Sin da subito si hanno due versioni del tastevin, originate una in Borgogna e l’altra a Bordeaux. Dal ‘700 in poi prevarrà quella borgognese che verrà adottata più o meno ufficialmente dai degustatori, in quanto più completa, tanto che manterrà inalterata la forma fino a oggi.

Il piattino ha un diametro di 8cm e 2cm di profondità. Esso è assicurato alla catena con un moschettone e presenta un piccolo manico o poggiadito che ha una funzione specifica in quanto è in relazione con le scalfitture e gli incavi presenti nella superficie interna. È evidente che quello che sembra un arbitrario lavoro di filigrana è in realtà uno strumento di misurazione.

Per analizzare i vini bianchi si pone il poggiadito a sinistra e si versa il vino con la mano destra.
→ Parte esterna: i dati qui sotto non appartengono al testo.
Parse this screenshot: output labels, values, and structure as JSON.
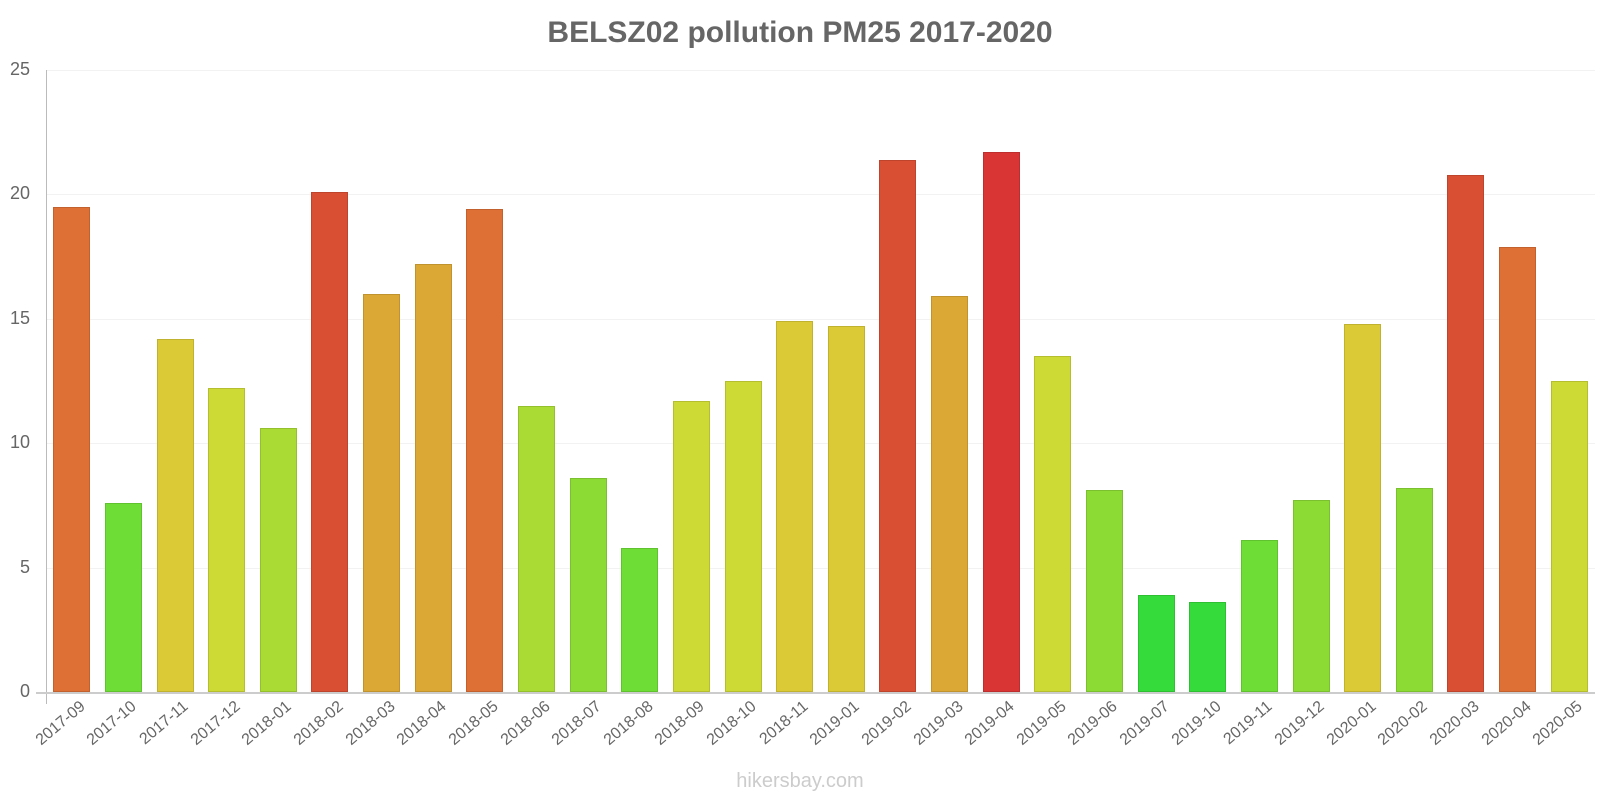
{
  "chart_data": {
    "type": "bar",
    "title": "BELSZ02 pollution PM25 2017-2020",
    "xlabel": "",
    "ylabel": "",
    "ylim": [
      0,
      25
    ],
    "yticks": [
      0,
      5,
      10,
      15,
      20,
      25
    ],
    "grid": true,
    "legend": null,
    "categories": [
      "2017-09",
      "2017-10",
      "2017-11",
      "2017-12",
      "2018-01",
      "2018-02",
      "2018-03",
      "2018-04",
      "2018-05",
      "2018-06",
      "2018-07",
      "2018-08",
      "2018-09",
      "2018-10",
      "2018-11",
      "2019-01",
      "2019-02",
      "2019-03",
      "2019-04",
      "2019-05",
      "2019-06",
      "2019-07",
      "2019-10",
      "2019-11",
      "2019-12",
      "2020-01",
      "2020-02",
      "2020-03",
      "2020-04",
      "2020-05"
    ],
    "values": [
      19.5,
      7.6,
      14.2,
      12.2,
      10.6,
      20.1,
      16.0,
      17.2,
      19.4,
      11.5,
      8.6,
      5.8,
      11.7,
      12.5,
      14.9,
      14.7,
      21.4,
      15.9,
      21.7,
      13.5,
      8.1,
      3.9,
      3.6,
      6.1,
      7.7,
      14.8,
      8.2,
      20.8,
      17.9,
      12.5
    ],
    "colors": [
      "#de6f35",
      "#6edd35",
      "#dbca35",
      "#cdd935",
      "#aadb35",
      "#d94f33",
      "#dba835",
      "#dba835",
      "#de6f35",
      "#aadb35",
      "#8cdb35",
      "#6edd35",
      "#cdd935",
      "#cdd935",
      "#dbca35",
      "#dbca35",
      "#d94f33",
      "#dba835",
      "#d93535",
      "#cdd935",
      "#8cdb35",
      "#35db3a",
      "#35db3a",
      "#6edd35",
      "#8cdb35",
      "#dbca35",
      "#8cdb35",
      "#d94f33",
      "#de6f35",
      "#cdd935"
    ]
  },
  "watermark": "hikersbay.com"
}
Per i rossi è l’incontrario. Il fondo del piattino è convesso per limitare la misura del vino da versare, che non deve superare la bolla di livello. Intorno ad essa ci sono altre 14 piccole bolle in rilievo sulle quali si fa roteare il vino per facilitare l’ossigenazione e sprigionare i profumi. Quest’operazione favorisce il bilanciamento dell’acidità e dei tannini presenti nel vino e ne armonizza il sapore. Lo spazio sopra le bolle è quello che dà informazioni specifiche sul vino bianco o rosso. Lungo un semicerchio ci sono 8 avvallamenti di diversa profondità, detti perle, che permettono di fare l’esame visivo della chiarezza e colore dei vini rossi. Mentre la valutazione oculare dei vini bianchi si fa sul lato opposto dove ci sono 17 nervature, incisioni di forma allungata, che sono più adatte per determinare la tonalità e la limpidezza dei vini bianchi.
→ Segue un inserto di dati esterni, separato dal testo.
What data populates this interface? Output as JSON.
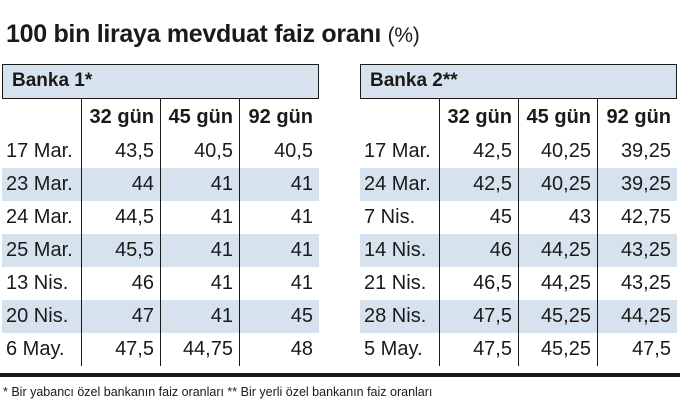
{
  "title": "100 bin liraya mevduat faiz oranı",
  "title_unit": "(%)",
  "chart_data": {
    "type": "table",
    "title": "100 bin liraya mevduat faiz oranı (%)",
    "tables": [
      {
        "name": "Banka 1*",
        "columns": [
          "",
          "32 gün",
          "45 gün",
          "92 gün"
        ],
        "rows": [
          [
            "17 Mar.",
            "43,5",
            "40,5",
            "40,5"
          ],
          [
            "23 Mar.",
            "44",
            "41",
            "41"
          ],
          [
            "24 Mar.",
            "44,5",
            "41",
            "41"
          ],
          [
            "25 Mar.",
            "45,5",
            "41",
            "41"
          ],
          [
            "13 Nis.",
            "46",
            "41",
            "41"
          ],
          [
            "20 Nis.",
            "47",
            "41",
            "45"
          ],
          [
            "6 May.",
            "47,5",
            "44,75",
            "48"
          ]
        ]
      },
      {
        "name": "Banka 2**",
        "columns": [
          "",
          "32 gün",
          "45 gün",
          "92 gün"
        ],
        "rows": [
          [
            "17 Mar.",
            "42,5",
            "40,25",
            "39,25"
          ],
          [
            "24 Mar.",
            "42,5",
            "40,25",
            "39,25"
          ],
          [
            "7 Nis.",
            "45",
            "43",
            "42,75"
          ],
          [
            "14 Nis.",
            "46",
            "44,25",
            "43,25"
          ],
          [
            "21 Nis.",
            "46,5",
            "44,25",
            "43,25"
          ],
          [
            "28 Nis.",
            "47,5",
            "45,25",
            "44,25"
          ],
          [
            "5 May.",
            "47,5",
            "45,25",
            "47,5"
          ]
        ]
      }
    ],
    "shaded_row_color": "#d6e3ef"
  },
  "footnote": "* Bir yabancı özel bankanın faiz oranları ** Bir yerli özel bankanın faiz oranları"
}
Si può ben capire quante informazioni vengano offerte al sommelier prima ancora di passare alla degustazione. Allora perché questo strumento così efficiente è diventato obsoleto? Perché per quanto elaborato, ha i suoi limiti, che i moderni bicchieri hanno superato.
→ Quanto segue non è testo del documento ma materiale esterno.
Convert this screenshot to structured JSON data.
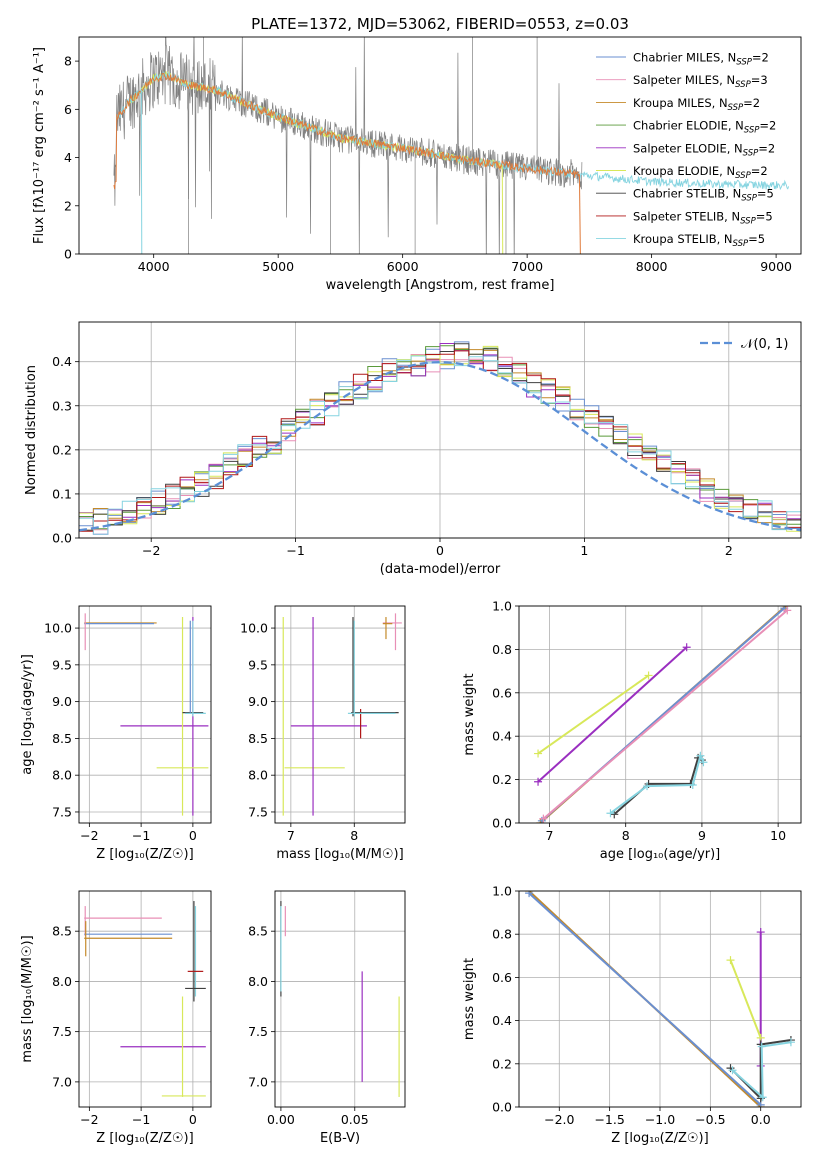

La sua forma aperta non acconsente l’approfondito esame del bouquet del vino, in quanto gli aromi si disperdono troppo rapidamente. Già qui possiamo capire che una boccia di cristallo finissimo che si racchiude verso l’alto offra al naso uno spazio impareggiabile per analizzare il profumo del vino. In secondo luogo le dimensioni e la forma del tastevin non sono adatte a valutare il perlage – le bollicine di effervescenza – degli spumanti.

Oggigiorno i sommelier hanno a disposizione tutta una serie di bicchieri di materiale di altissima qualità. Inoltre negli anni ‘70 è stato ufficialmente adottato il bicchiere ISO (International Standards Organization), frutto delle ricerche dell’enologo Jules Chauvet, dalle forme e dal materiale dettagliatamente codificati.

Il calice, a forma di tulipano chiuso, è alto 15,5 cm, di cui 10 cm di bicchiere e 5,5 di stelo; i diametri di orlo, pancia e base sono rispettivamente di 4,6, 6,5 e 5,5 cm, con una capacità compresa tra i 210 e i 225 ml ed è considerato il mezzo ideale per valutare la maggior parte dei vini.

Insomma, durante la degustazione di un vino, tutti sono capaci di tenere in mano un calice, far roteare il liquido, annusare e assaporare. Ma solo quello con il piattino al collo sa farlo professionalmente.